Jburto has organized his portfolio grouping his works by item. I think that the items way of organizing, all alone, can create confusion. This is particularly true in those cases in which the creative has run more than one project for the same client.
Jburto, as in the case of Gabriel Contassot, has filled in the portfolio with more example than needed. Creating a portfolio of 65 pages means that our reader is going to go through it rapidly, missing some important points of our work.
Much better reduce the number of page because, has we have seen previously, the reader has the time to read deeply our project and appreciate better the details.
And now this is how I’ve re-arranged my portfolio in order to meet the explained requirements.
You can find it at the following address: Ester Liquori Portfolio.
Firstly a clear cover with a recall to my logo and colors.
Secondly my website, blog and e-mail address for each page, on the cover and on the back.
I’ve choose to organize my works grouping them by client.
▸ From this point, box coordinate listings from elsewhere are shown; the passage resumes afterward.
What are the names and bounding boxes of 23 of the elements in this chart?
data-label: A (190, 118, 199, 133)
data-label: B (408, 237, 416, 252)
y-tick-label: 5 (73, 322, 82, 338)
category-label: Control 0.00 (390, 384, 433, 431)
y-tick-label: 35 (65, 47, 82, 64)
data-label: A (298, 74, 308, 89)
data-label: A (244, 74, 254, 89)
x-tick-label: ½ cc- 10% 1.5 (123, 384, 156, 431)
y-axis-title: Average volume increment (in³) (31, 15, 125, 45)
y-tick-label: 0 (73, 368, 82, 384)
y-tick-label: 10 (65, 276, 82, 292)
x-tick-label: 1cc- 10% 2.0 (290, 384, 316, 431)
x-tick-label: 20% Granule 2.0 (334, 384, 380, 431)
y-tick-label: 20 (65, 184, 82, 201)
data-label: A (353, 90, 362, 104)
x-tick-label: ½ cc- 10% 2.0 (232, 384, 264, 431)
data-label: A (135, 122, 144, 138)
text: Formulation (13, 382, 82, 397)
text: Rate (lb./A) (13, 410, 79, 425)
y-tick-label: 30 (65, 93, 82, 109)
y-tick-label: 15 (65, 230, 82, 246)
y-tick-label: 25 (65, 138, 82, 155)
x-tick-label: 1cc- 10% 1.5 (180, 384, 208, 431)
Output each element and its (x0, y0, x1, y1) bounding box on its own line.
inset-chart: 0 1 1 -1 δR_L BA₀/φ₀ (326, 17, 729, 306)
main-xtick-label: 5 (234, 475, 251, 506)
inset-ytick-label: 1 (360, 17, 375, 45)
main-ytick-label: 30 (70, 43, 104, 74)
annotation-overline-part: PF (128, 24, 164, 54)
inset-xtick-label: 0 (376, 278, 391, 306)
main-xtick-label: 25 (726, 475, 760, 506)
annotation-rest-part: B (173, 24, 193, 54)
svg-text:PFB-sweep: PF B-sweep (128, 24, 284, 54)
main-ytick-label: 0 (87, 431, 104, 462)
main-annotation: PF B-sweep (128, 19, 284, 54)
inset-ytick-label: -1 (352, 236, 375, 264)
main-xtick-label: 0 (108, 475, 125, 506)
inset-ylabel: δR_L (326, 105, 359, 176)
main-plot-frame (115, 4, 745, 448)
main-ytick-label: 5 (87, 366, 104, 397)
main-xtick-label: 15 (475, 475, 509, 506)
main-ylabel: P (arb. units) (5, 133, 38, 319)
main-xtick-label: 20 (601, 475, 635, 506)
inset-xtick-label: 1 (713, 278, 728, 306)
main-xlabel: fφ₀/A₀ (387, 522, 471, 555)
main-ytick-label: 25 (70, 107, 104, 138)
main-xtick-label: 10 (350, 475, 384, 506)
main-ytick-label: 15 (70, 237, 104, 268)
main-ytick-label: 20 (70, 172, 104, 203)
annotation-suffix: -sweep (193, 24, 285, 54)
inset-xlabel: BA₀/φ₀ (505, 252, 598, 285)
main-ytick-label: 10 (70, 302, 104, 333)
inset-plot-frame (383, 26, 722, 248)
For each I’ve shown some examples and explained some outlines about the project.
Close to the end I’ve introduced a kind of “Bonus” pages, a couple of example of my photo retouching work. Everything in just 16 pages, cover and back included.
On the back, instead of the logo, I put a QRCode linked to my website.
To Sum Up
Here below you can find a short list which sums up what you have to do to create your winning portfolio:
- Include from 12 to 16 samples
- Include your very best pieces ONLY
- Diversify the contents
- Make your designs looking at their best
- Place the best of your pieces at the beginning and at the end of the portfolio
- If you are showing to finalized projects show them in real use application by using mock-ups
- Make it easy to update
- Make it available for online viewing or handling harder copy, use different media to show it around
- ALWAYS have a copy to show during an interview.
Remember that you are like a product to buy and the portfolio is your fancy, creative but well-filled packaging.